Arturo Querejeta se hace con el mercado del Cuyás

El actor es el protagonista absoluto de la eterna comedia dramática «El Mercader de Venecia», de William Shakespeare

Arturo Querejeta se hace con el mercado del Cuyás abc

nadia jiménez

Arturo Querejeta es el protagonista absoluto de la eterna comedia dramática de Shakespeare, ‘El mercader de Venecia’. Y lo es por derecho y por conquista, pues retrata fielmente al personaje que serpentea por usura y por venganza entre los callejones de la Venecia del siglo XVI, movido por esa mezquindad del apego a lo material que, en realidad, es contraria a cualquier religión o credo, pero que la tradición literaria adjudica a aquellos a quienes la historia confirma también ‘ladinos’ en ese papel, más por su sagacidad comercial que por ser minoría religiosa. El éxito despierta tanta envidia como ira. Así ha sido en el tiempo y siempre será así, inherente a la naturaleza humana que mira hacia atrás por encima de su hombro antes de dar un solo paso adelante.

Querejeta es el judío de ayer, el que hacía sonar sus monedas como símbolo de su honra, el que usaba la sordidez de su avaricia para defenderse de la sociedad que lo señalaba. Sin embargo, no nos olvidemos de esa sociedad que le apuntaba con el dedo y lo encerraba cada noche... En la Venecia medieval existió el primer gueto judío, cuyas puertas eran cerradas a cal y canto con un candado al acabar el día, puesto que las leyes venecianas les permitían ocuparse de los negocios de la Laguna pero los confinaba tras el puente que hoy conduce al Cannaregio. (En realidad, esas mismas leyes sólo les permitían ser comerciantes de telas, prestamistas o médicos). Pero Querejeta también podría ser el judío de hoy, el que en el corazón de Ámsterdam vende holgadamente los diamantes que otros hacen llegar sin pudor a sus manos para luego criticarlo. En el camino, cuántos no son los que han pagado el precio y cuántos los que se han vendido por él...
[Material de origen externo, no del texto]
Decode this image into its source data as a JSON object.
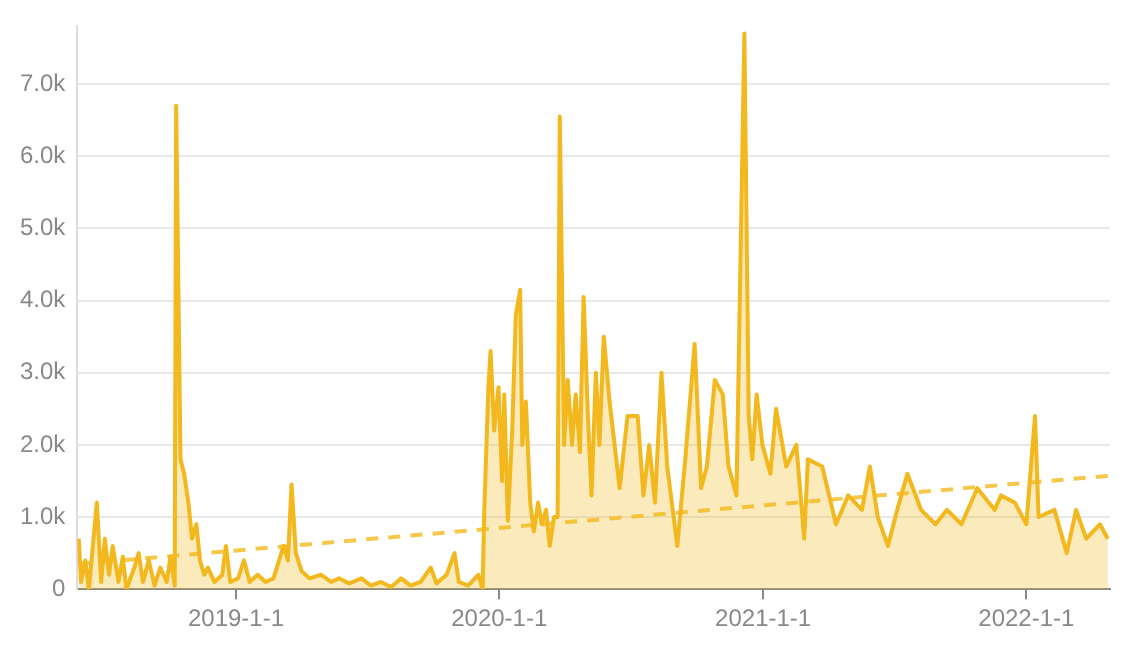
{
  "chart_data": {
    "type": "area",
    "xlim": [
      "2018-05-26",
      "2022-04-27"
    ],
    "ylim": [
      0,
      7800
    ],
    "xticks": [
      {
        "value": "2019-01-01",
        "label": "2019-1-1"
      },
      {
        "value": "2020-01-01",
        "label": "2020-1-1"
      },
      {
        "value": "2021-01-01",
        "label": "2021-1-1"
      },
      {
        "value": "2022-01-01",
        "label": "2022-1-1"
      }
    ],
    "yticks": [
      0,
      {
        "value": 1000,
        "label": "1.0k"
      },
      {
        "value": 2000,
        "label": "2.0k"
      },
      {
        "value": 3000,
        "label": "3.0k"
      },
      {
        "value": 4000,
        "label": "4.0k"
      },
      {
        "value": 5000,
        "label": "5.0k"
      },
      {
        "value": 6000,
        "label": "6.0k"
      },
      {
        "value": 7000,
        "label": "7.0k"
      }
    ],
    "grid": "y",
    "legend": false,
    "marker": "none",
    "series": [
      {
        "color": "#f2b81e",
        "x": [
          "2018-05-28",
          "2018-05-31",
          "2018-06-06",
          "2018-06-11",
          "2018-06-22",
          "2018-06-28",
          "2018-07-03",
          "2018-07-09",
          "2018-07-14",
          "2018-07-22",
          "2018-07-28",
          "2018-08-02",
          "2018-08-13",
          "2018-08-19",
          "2018-08-25",
          "2018-09-02",
          "2018-09-10",
          "2018-09-18",
          "2018-09-27",
          "2018-10-02",
          "2018-10-08",
          "2018-10-10",
          "2018-10-16",
          "2018-10-21",
          "2018-10-27",
          "2018-11-01",
          "2018-11-07",
          "2018-11-12",
          "2018-11-18",
          "2018-11-23",
          "2018-12-02",
          "2018-12-13",
          "2018-12-18",
          "2018-12-24",
          "2019-01-04",
          "2019-01-12",
          "2019-01-20",
          "2019-01-31",
          "2019-02-11",
          "2019-02-22",
          "2019-03-08",
          "2019-03-14",
          "2019-03-19",
          "2019-03-25",
          "2019-04-02",
          "2019-04-13",
          "2019-04-29",
          "2019-05-13",
          "2019-05-24",
          "2019-06-07",
          "2019-06-24",
          "2019-07-07",
          "2019-07-21",
          "2019-08-04",
          "2019-08-18",
          "2019-08-31",
          "2019-09-14",
          "2019-09-28",
          "2019-10-06",
          "2019-10-20",
          "2019-10-31",
          "2019-11-06",
          "2019-11-19",
          "2019-12-03",
          "2019-12-09",
          "2019-12-11",
          "2019-12-17",
          "2019-12-20",
          "2019-12-25",
          "2019-12-31",
          "2020-01-05",
          "2020-01-08",
          "2020-01-13",
          "2020-01-19",
          "2020-01-24",
          "2020-01-30",
          "2020-02-02",
          "2020-02-07",
          "2020-02-13",
          "2020-02-18",
          "2020-02-24",
          "2020-02-29",
          "2020-03-06",
          "2020-03-11",
          "2020-03-17",
          "2020-03-22",
          "2020-03-25",
          "2020-03-31",
          "2020-04-05",
          "2020-04-11",
          "2020-04-16",
          "2020-04-22",
          "2020-04-27",
          "2020-05-03",
          "2020-05-08",
          "2020-05-14",
          "2020-05-19",
          "2020-05-25",
          "2020-06-02",
          "2020-06-16",
          "2020-06-27",
          "2020-07-11",
          "2020-07-19",
          "2020-07-27",
          "2020-08-04",
          "2020-08-13",
          "2020-08-21",
          "2020-09-04",
          "2020-09-15",
          "2020-09-28",
          "2020-10-07",
          "2020-10-15",
          "2020-10-26",
          "2020-11-06",
          "2020-11-14",
          "2020-11-25",
          "2020-12-06",
          "2020-12-12",
          "2020-12-17",
          "2020-12-23",
          "2020-12-31",
          "2021-01-11",
          "2021-01-19",
          "2021-02-02",
          "2021-02-16",
          "2021-02-27",
          "2021-03-04",
          "2021-03-24",
          "2021-04-12",
          "2021-04-29",
          "2021-05-18",
          "2021-05-29",
          "2021-06-09",
          "2021-06-23",
          "2021-07-06",
          "2021-07-20",
          "2021-08-08",
          "2021-08-28",
          "2021-09-13",
          "2021-10-03",
          "2021-10-25",
          "2021-11-18",
          "2021-11-27",
          "2021-12-16",
          "2022-01-01",
          "2022-01-13",
          "2022-01-18",
          "2022-02-09",
          "2022-02-26",
          "2022-03-11",
          "2022-03-25",
          "2022-04-13",
          "2022-04-24"
        ],
        "values": [
          700,
          100,
          400,
          0,
          1200,
          100,
          700,
          200,
          600,
          100,
          450,
          0,
          300,
          500,
          100,
          400,
          50,
          300,
          100,
          450,
          50,
          6700,
          1800,
          1600,
          1200,
          700,
          900,
          400,
          200,
          300,
          100,
          200,
          600,
          100,
          150,
          400,
          100,
          200,
          100,
          150,
          600,
          400,
          1450,
          500,
          250,
          150,
          200,
          100,
          150,
          80,
          150,
          50,
          100,
          30,
          150,
          50,
          100,
          300,
          80,
          200,
          500,
          100,
          50,
          200,
          0,
          1000,
          2800,
          3300,
          2200,
          2800,
          1500,
          2700,
          950,
          2200,
          3800,
          4150,
          2000,
          2600,
          1200,
          800,
          1200,
          900,
          1100,
          600,
          1000,
          1000,
          6550,
          2000,
          2900,
          2000,
          2700,
          1900,
          4050,
          2400,
          1300,
          3000,
          2000,
          3500,
          2600,
          1400,
          2400,
          2400,
          1300,
          2000,
          1200,
          3000,
          1700,
          600,
          1800,
          3400,
          1400,
          1700,
          2900,
          2700,
          1700,
          1300,
          7700,
          2400,
          1800,
          2700,
          2000,
          1600,
          2500,
          1700,
          2000,
          700,
          1800,
          1700,
          900,
          1300,
          1100,
          1700,
          1000,
          600,
          1100,
          1600,
          1100,
          900,
          1100,
          900,
          1400,
          1100,
          1300,
          1200,
          900,
          2400,
          1000,
          1100,
          500,
          1100,
          700,
          900,
          700
        ]
      },
      {
        "type": "line",
        "color": "#f5c84a",
        "line_style": "dashed",
        "x": [
          "2018-05-28",
          "2022-04-24"
        ],
        "values": [
          350,
          1570
        ]
      }
    ]
  }
}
Es esa sociedad de la hipocresía que tan bien supo retratar siempre Shakespeare, que jalea y participa de las deshonras del individuo pero que jamás se sienta en el banquillo de los acusados, que se beneficia del enaltecimiento de la vileza mientras dura el ruido, pero que luego aplaude su caída una vez que ha llegado el relevo. Ahora bien, si en ‘Otelo’ el dramaturgo inglés de todos los tiempos apostaba por humanizar a su personaje en esa dicotomía de verdugo/víctima (un moro entre cristianos que mercadean dentro y fuera de la corte veneciana esparciendo el certero veneno de las palabras), en ‘El mercader de Venecia’ no apuesta por salvar al judío Shylock, al que sombrea como lo más abyecto de una sociedad que es, en realidad, cómplice de su medio de vida. El viejo y cicatero Shylock practica la deleznable usura conforme a la ley del Duce veneciano, hasta el punto que sus códigos permiten cobrarse una deuda ‘en carnes’, literalmente... Una libra de carne del deudor por 3.000 ducados en 3 meses, eso sí, sin derramar una gota de su sangre.

Pero quién es más usurero, el que dicta la ley y la ampara, el que la acata y sella el acuerdo, o el que pretende cobrarse así la deuda sin clemencia... Noviembre Compañía de Teatro vuelve a bordar los clásicos de William Shakespeare bajo la dirección de Eduardo Vasco, con esa puesta en escena pulcra donde reina la palabra movida por la condición humana. Con sólo tres elementos básicos sobre el escenario, el piano en directo de Jorge Bedoya, la proyección de la laguna que se insinúa en imágenes, y un largo banco de madera en el que aguardan sentados los personajes al fondo de la escena, y que será usado como coreografía de una vara de medir que giran según en manos de quien caiga, el joven y arruinado Bassanio que pretende a la rica heredera Porcia, junto a su generoso amigo Antonio, cuya carne le servirá de aval al avaro judío Shilock, trenzarán este drama humano que, sólo en escena, puede ser resuelto con el enredo de una comedia.

De nuevo, Noviembre Compañía de Teatro resuelve brillantemente la atemporalidad de la acción Shakesperiana con la fuerza de la presencia de sus actores, que dan protagonismo a la palabra por encima de todo lo demás, que exprimen la esencia de esa acción casi cercando al público, como al mercader judío, sin que uno y otro pierdan detalle. “Estoy cansado de mi tristeza”, clama Antonio al inicio de la obra ante su inminente ruina, pero será el judío Shylock el que, al final, arroje la balanza de la justicia al suelo ante su certera quiebra, moral y mercantil.